Force Cloud Provider Fallback

When local options are unavailable, explicitly allow cloud fallback:

SUMMARIZE_TRANSCRIBER=auto summarize "https://example.com/meeting.mp4"

The cloud provider selection respects your model configuration via SUMMARIZE_MODEL and SUMMARIZE_PROVIDER.

Summary

  • ONNX (parakeet/canary) provides the lowest latency (1–5 seconds per minute) and zero monetary cost, but requires CPU resources and external CLI installation.
  • Whisper-cpp offers a middle ground with local execution and optional GPU acceleration, though it requires 5–30 seconds per minute unless GPU-accelerated.
  • Cloud providers trade zero-setup for network latency and per-usage fees, potentially offering faster processing on remote GPUs.
  • Auto mode safely selects the fastest available option by checking ONNX, then Whisper, then cloud, ensuring optimal performance without manual tuning.

Frequently Asked Questions

Which transcriber option provides the fastest transcription speed?

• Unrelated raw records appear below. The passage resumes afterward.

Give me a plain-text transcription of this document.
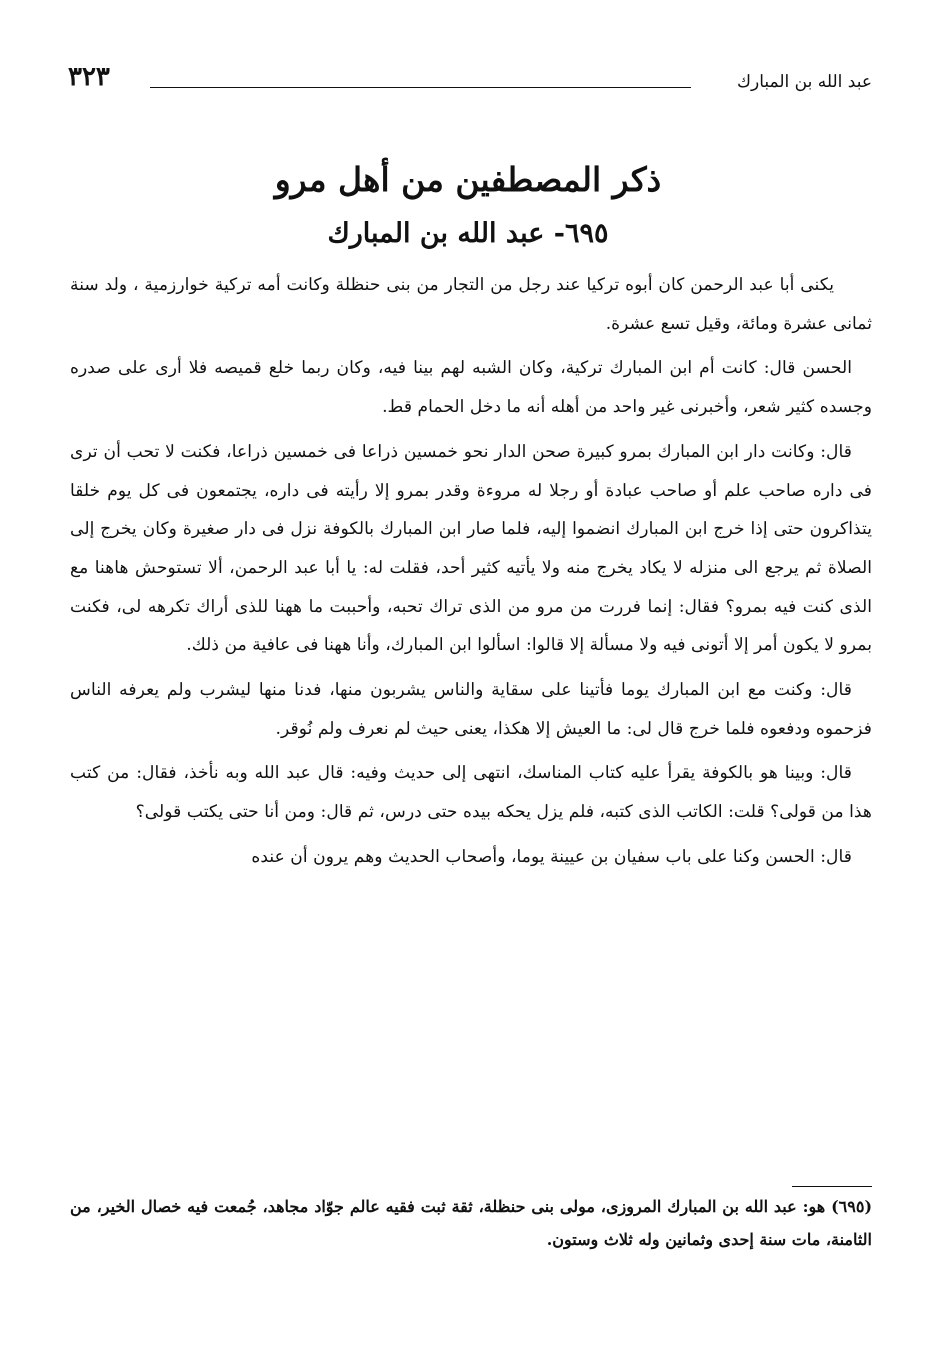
عبد الله بن المبارك
٣٢٣
ذكر المصطفين من أهل مرو
٦٩٥- عبد الله بن المبارك

يكنى أبا عبد الرحمن كان أبوه تركيا عند رجل من التجار من بنى حنظلة وكانت أمه تركية خوارزمية ، ولد سنة ثمانى عشرة ومائة، وقيل تسع عشرة.

الحسن قال: كانت أم ابن المبارك تركية، وكان الشبه لهم بينا فيه، وكان ربما خلع قميصه فلا أرى على صدره وجسده كثير شعر، وأخبرنى غير واحد من أهله أنه ما دخل الحمام قط.

قال: وكانت دار ابن المبارك بمرو كبيرة صحن الدار نحو خمسين ذراعا فى خمسين ذراعا، فكنت لا تحب أن ترى فى داره صاحب علم أو صاحب عبادة أو رجلا له مروءة وقدر بمرو إلا رأيته فى داره، يجتمعون فى كل يوم خلقا يتذاكرون حتى إذا خرج ابن المبارك انضموا إليه، فلما صار ابن المبارك بالكوفة نزل فى دار صغيرة وكان يخرج إلى الصلاة ثم يرجع الى منزله لا يكاد يخرج منه ولا يأتيه كثير أحد، فقلت له: يا أبا عبد الرحمن، ألا تستوحش هاهنا مع الذى كنت فيه بمرو؟ فقال: إنما فررت من مرو من الذى تراك تحبه، وأحببت ما ههنا للذى أراك تكرهه لى، فكنت بمرو لا يكون أمر إلا أتونى فيه ولا مسألة إلا قالوا: اسألوا ابن المبارك، وأنا ههنا فى عافية من ذلك.

قال: وكنت مع ابن المبارك يوما فأتينا على سقاية والناس يشربون منها، فدنا منها ليشرب ولم يعرفه الناس فزحموه ودفعوه فلما خرج قال لى: ما العيش إلا هكذا، يعنى حيث لم نعرف ولم نُوقر.

قال: وبينا هو بالكوفة يقرأ عليه كتاب المناسك، انتهى إلى حديث وفيه: قال عبد الله وبه نأخذ، فقال: من كتب هذا من قولى؟ قلت: الكاتب الذى كتبه، فلم يزل يحكه بيده حتى درس، ثم قال: ومن أنا حتى يكتب قولى؟

قال: الحسن وكنا على باب سفيان بن عيينة يوما، وأصحاب الحديث وهم يرون أن عنده

(٦٩٥) هو: عبد الله بن المبارك المروزى، مولى بنى حنظلة، ثقة ثبت فقيه عالم جوّاد مجاهد، جُمعت فيه خصال الخير، من الثامنة، مات سنة إحدى وثمانين وله ثلاث وستون.
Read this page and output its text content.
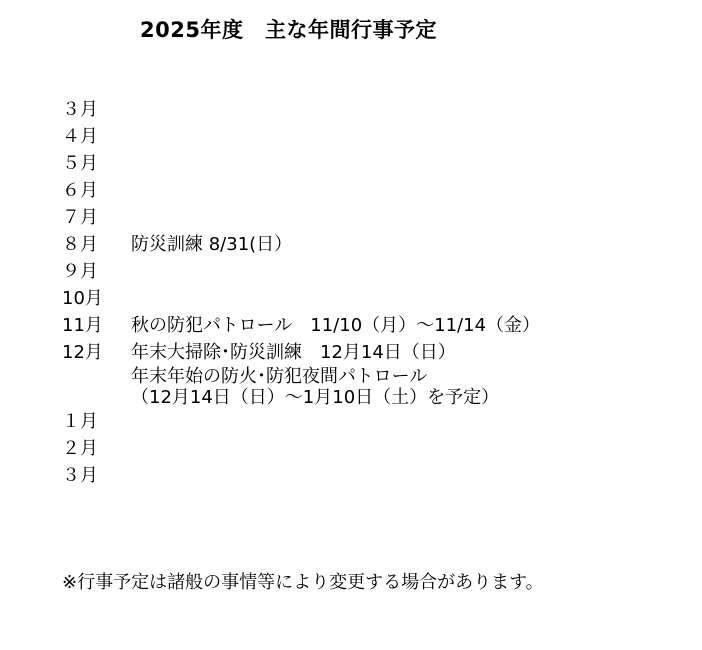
2025年度　主な年間行事予定
３月
４月
５月
６月
７月
８月	防災訓練 8/31(日）
９月
10月
11月	秋の防犯パトロール　11/10（月）～11/14（金）
12月	年末大掃除･防災訓練　12月14日（日）
年末年始の防火･防犯夜間パトロール
（12月14日（日）～1月10日（土）を予定）
１月
２月
３月
※行事予定は諸般の事情等により変更する場合があります。
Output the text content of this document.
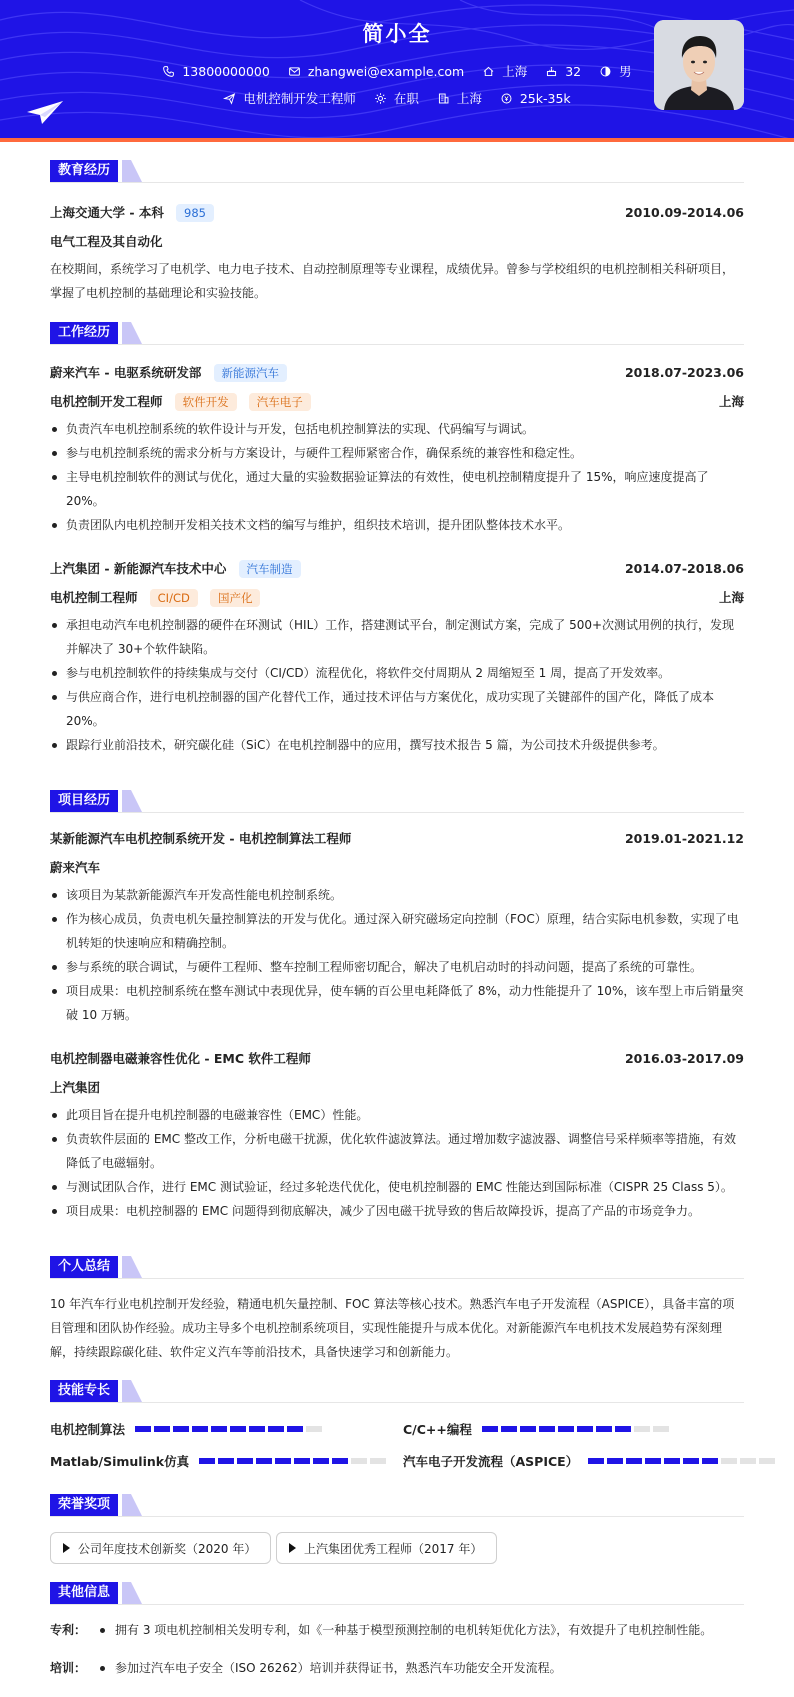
简小全
13800000000	zhangwei@example.com	上海	32	男
电机控制开发工程师	在职	上海	25k-35k
教育经历
上海交通大学 - 本科 985	2010.09-2014.06
电气工程及其自动化
在校期间，系统学习了电机学、电力电子技术、自动控制原理等专业课程，成绩优异。曾参与学校组织的电机控制相关科研项目，掌握了电机控制的基础理论和实验技能。
工作经历
蔚来汽车 - 电驱系统研发部 新能源汽车	2018.07-2023.06
电机控制开发工程师 软件开发 汽车电子	上海
负责汽车电机控制系统的软件设计与开发，包括电机控制算法的实现、代码编写与调试。
参与电机控制系统的需求分析与方案设计，与硬件工程师紧密合作，确保系统的兼容性和稳定性。
主导电机控制软件的测试与优化，通过大量的实验数据验证算法的有效性，使电机控制精度提升了 15%，响应速度提高了 20%。
负责团队内电机控制开发相关技术文档的编写与维护，组织技术培训，提升团队整体技术水平。
上汽集团 - 新能源汽车技术中心 汽车制造	2014.07-2018.06
电机控制工程师 CI/CD 国产化	上海
承担电动汽车电机控制器的硬件在环测试（HIL）工作，搭建测试平台，制定测试方案，完成了 500+次测试用例的执行，发现并解决了 30+个软件缺陷。
参与电机控制软件的持续集成与交付（CI/CD）流程优化，将软件交付周期从 2 周缩短至 1 周，提高了开发效率。
与供应商合作，进行电机控制器的国产化替代工作，通过技术评估与方案优化，成功实现了关键部件的国产化，降低了成本 20%。
跟踪行业前沿技术，研究碳化硅（SiC）在电机控制器中的应用，撰写技术报告 5 篇，为公司技术升级提供参考。
项目经历
某新能源汽车电机控制系统开发 - 电机控制算法工程师	2019.01-2021.12
蔚来汽车
该项目为某款新能源汽车开发高性能电机控制系统。
作为核心成员，负责电机矢量控制算法的开发与优化。通过深入研究磁场定向控制（FOC）原理，结合实际电机参数，实现了电机转矩的快速响应和精确控制。
参与系统的联合调试，与硬件工程师、整车控制工程师密切配合，解决了电机启动时的抖动问题，提高了系统的可靠性。
项目成果：电机控制系统在整车测试中表现优异，使车辆的百公里电耗降低了 8%，动力性能提升了 10%，该车型上市后销量突破 10 万辆。
电机控制器电磁兼容性优化 - EMC 软件工程师	2016.03-2017.09
上汽集团
此项目旨在提升电机控制器的电磁兼容性（EMC）性能。
负责软件层面的 EMC 整改工作，分析电磁干扰源，优化软件滤波算法。通过增加数字滤波器、调整信号采样频率等措施，有效降低了电磁辐射。
与测试团队合作，进行 EMC 测试验证，经过多轮迭代优化，使电机控制器的 EMC 性能达到国际标准（CISPR 25 Class 5）。
项目成果：电机控制器的 EMC 问题得到彻底解决，减少了因电磁干扰导致的售后故障投诉，提高了产品的市场竞争力。
个人总结
10 年汽车行业电机控制开发经验，精通电机矢量控制、FOC 算法等核心技术。熟悉汽车电子开发流程（ASPICE），具备丰富的项目管理和团队协作经验。成功主导多个电机控制系统项目，实现性能提升与成本优化。对新能源汽车电机技术发展趋势有深刻理解，持续跟踪碳化硅、软件定义汽车等前沿技术，具备快速学习和创新能力。
技能专长
电机控制算法	C/C++编程
Matlab/Simulink仿真	汽车电子开发流程（ASPICE）
荣誉奖项
公司年度技术创新奖（2020 年）	上汽集团优秀工程师（2017 年）
其他信息
专利：	拥有 3 项电机控制相关发明专利，如《一种基于模型预测控制的电机转矩优化方法》，有效提升了电机控制性能。
培训：	参加过汽车电子安全（ISO 26262）培训并获得证书，熟悉汽车功能安全开发流程。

The parakeet ONNX mode delivers the fastest transcription at 1–3 seconds per minute of audio on modern CPUs. This outperforms Whisper.cpp (5–30 seconds) and cloud providers (which add network latency). The speed comes from Parakeet’s small 0.6B parameter model and local CPU execution without network round-trips.

Does using a cloud transcriber always guarantee better performance than local options?

No. While cloud providers run on powerful GPUs, they introduce network round-trip latency of several hundred milliseconds plus upload bandwidth constraints. For short audio files or when network conditions are poor, local ONNX models often complete faster. Cloud options excel when local CPU resources are constrained or when processing extremely long files that would monopolize your machine.

How does the auto mode decide which transcriber to use?

The auto mode follows a strict priority hierarchy defined in src/run/runner.ts. It first checks for a configured ONNX command (SUMMARIZE_ONNX_PARAKEET_CMD or SUMMARIZE_ONNX_CANARY_CMD), then attempts to locate the Whisper.cpp binary (SUMMARIZE_WHISPER_CPP_BINARY), and finally falls back to cloud providers if no local options are available. This ensures you always get the fastest available option without manual flag configuration.

What hardware requirements are necessary for GPU-accelerated transcription?

Only Whisper.cpp supports local GPU acceleration, and only when compiled with CUDA support. Set SUMMARIZE_WHISPER_CPP_BINARY to point to your CUDA-enabled binary. The ONNX modes (parakeet and canary) run exclusively on CPU and do not utilize GPUs. Cloud providers handle GPU acceleration on their infrastructure, requiring no local GPU from your machine.